Seattle Children's Case Study

Bringing accessibility to scheduling urgent care appointments.

UX Research and Design

Problem
Confusion of the difference between going to the emergency department versus urgent care can become a costly mistake. Addressing health literacy and improving cultural competency may reduce such disparities in healthcare. Creating an accessible and simple website may relieve frustrations for parents trying to make appointments for urgent care at Seattle Children's.

Goal
Redesign parts of the Seattle Children's website so booking an urgent care appointment is more accessible.

Duration

5 weeks, 2019

Roles

UX Research

Team

Michelle Li

Skills

User Research
Usability Testing
Information Architecture
Wireframing
Prototyping

Solution

Simplifying Layout
With both a navbar and a sidebar, content hierarchy can become overwhelming and information can be missed.

Dropdowns Menus
Adding dropdown menus at the homepage puts less effort and commitment by the user, saving time.

Information Architecture
Restructuring so creating an appointment with urgent care is more immediate for the user.

Iconography
Serving as a universal language, icons can alleviate the frustration of navigating informationally heavy pages for non-english speakers.

Empathizing & Defining

Emergency Room vs Urgent Care
I began research by consulting Tiffany, an ER Nurse and Nurse Practitioner Candidate at Seattle Children’s hospital. From her experience, she has witnessed filled up emergency rooms. Because the urgent care is not open until after hours, appointments fill up extremely quick. As urgent care appointments are full, they are then directed to the emergency room. She noticed that a proportion of ER patients are minority populations, leading her to think accessibility to urgent care is an issue.

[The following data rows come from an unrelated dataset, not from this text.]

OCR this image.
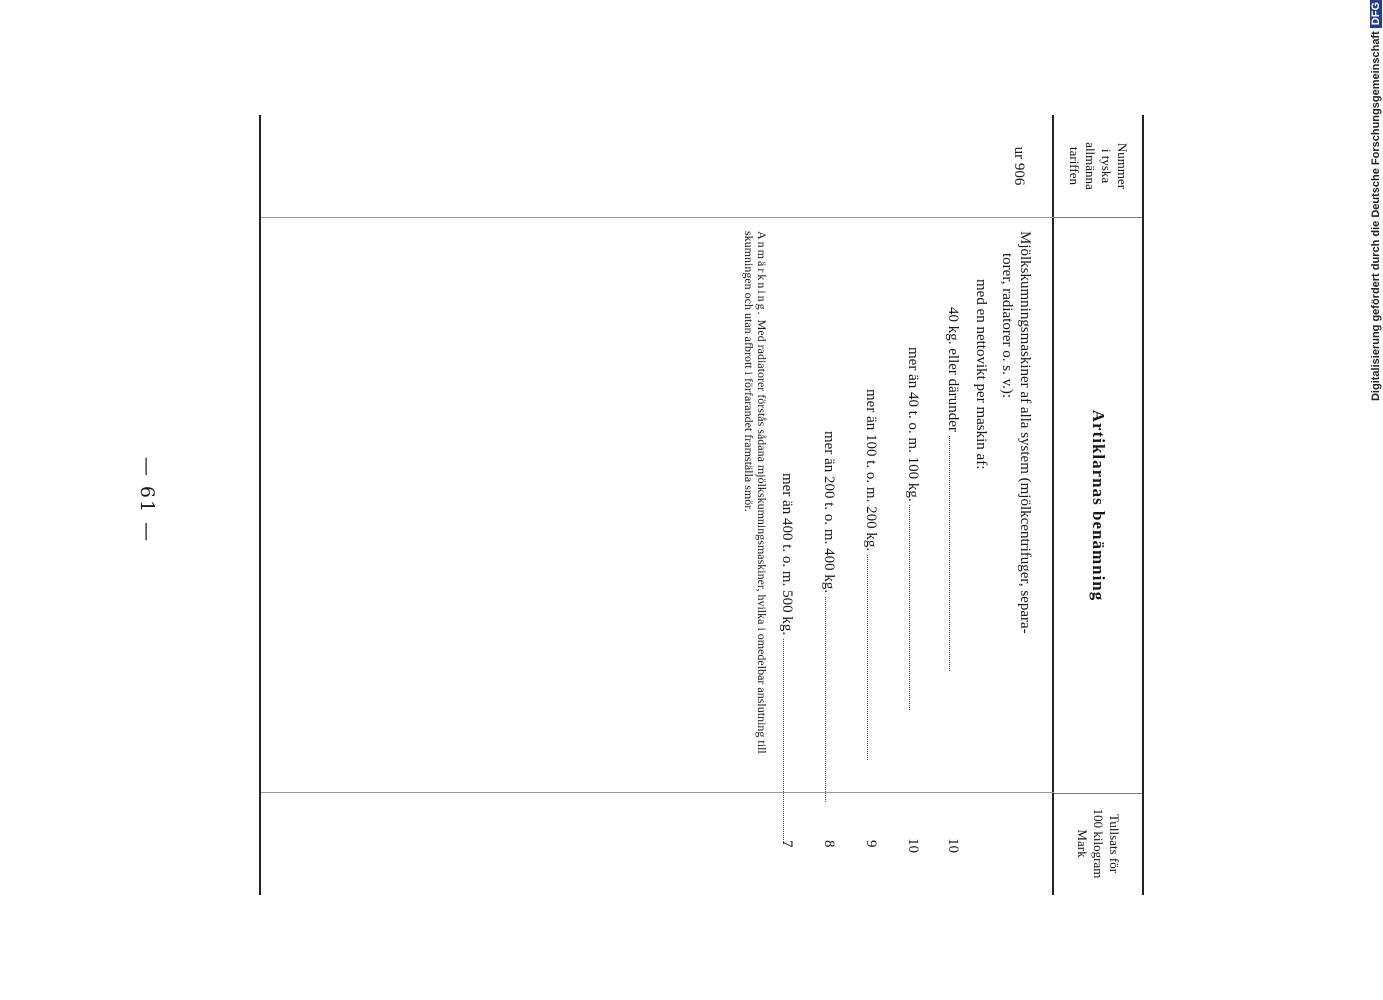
— 61 —
Digitalisierung gefördert durch die Deutsche ForschungsgemeinschaftDFG
Nummer
i tyska
allmänna
tariffen
Artiklarnas benämning
Tullsats för
100 kilogram
Mark
ur 906
Mjölkskumningsmaskiner af alla system (mjölkcentrifuger, separa-
torer, radiatorer o. s. v.):
med en nettovikt per maskin af:
40 kg. eller därunder
mer än 40 t. o. m. 100 kg.
mer än 100 t. o. m. 200 kg.
mer än 200 t. o. m. 400 kg.
mer än 400 t. o. m. 500 kg.
Anmärkning. Med radiatorer förstås sådana mjölkskumningsmaskiner, hvilka i omedelbar anslutning till skumningen och utan afbrott i förfarandet framställa smör.
10
10
9
8
7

User interviews + Usability Testing
In order to better understand the problems surrounding accessibility in trauma care in individuals I conducted user interviews and usability tests with the current Seattle Children’s website. 3 of the 6 participants have had or have children that have gone to Seattle Children’s, so this website has been a touchpoint.

Key takeaways:

  1. Easier to be in contact with someone immediately, versus something automated.
  2. Extremely hard to find Urgent Care button, hierarchy and not responsive.
  3. Heavy information everywhere – especially types of clinics, when others may not know the difference
  4. Schedule an appointment is repeated – many pages have generally similar names.
SeattleChildrens_Portfolio_Current

Information Architecture
The ease of finding immediate care did not come naturally for users on the Seattle Children's website. To tackle this problem, I conducted an open card sorting session and moved any urgent care-related information higher up the structure of the website. 

SeattleChildrens_Portfolio_RevisedIA

Lo-fi Wireframing
I mocked up what the ideal user flow would be for the redesign.

Exploring the website, the redudancy of 'booking an appointment' lost users. With the assumption that Seattle Children's to streamline pages, related pages were merged to avoid frustration.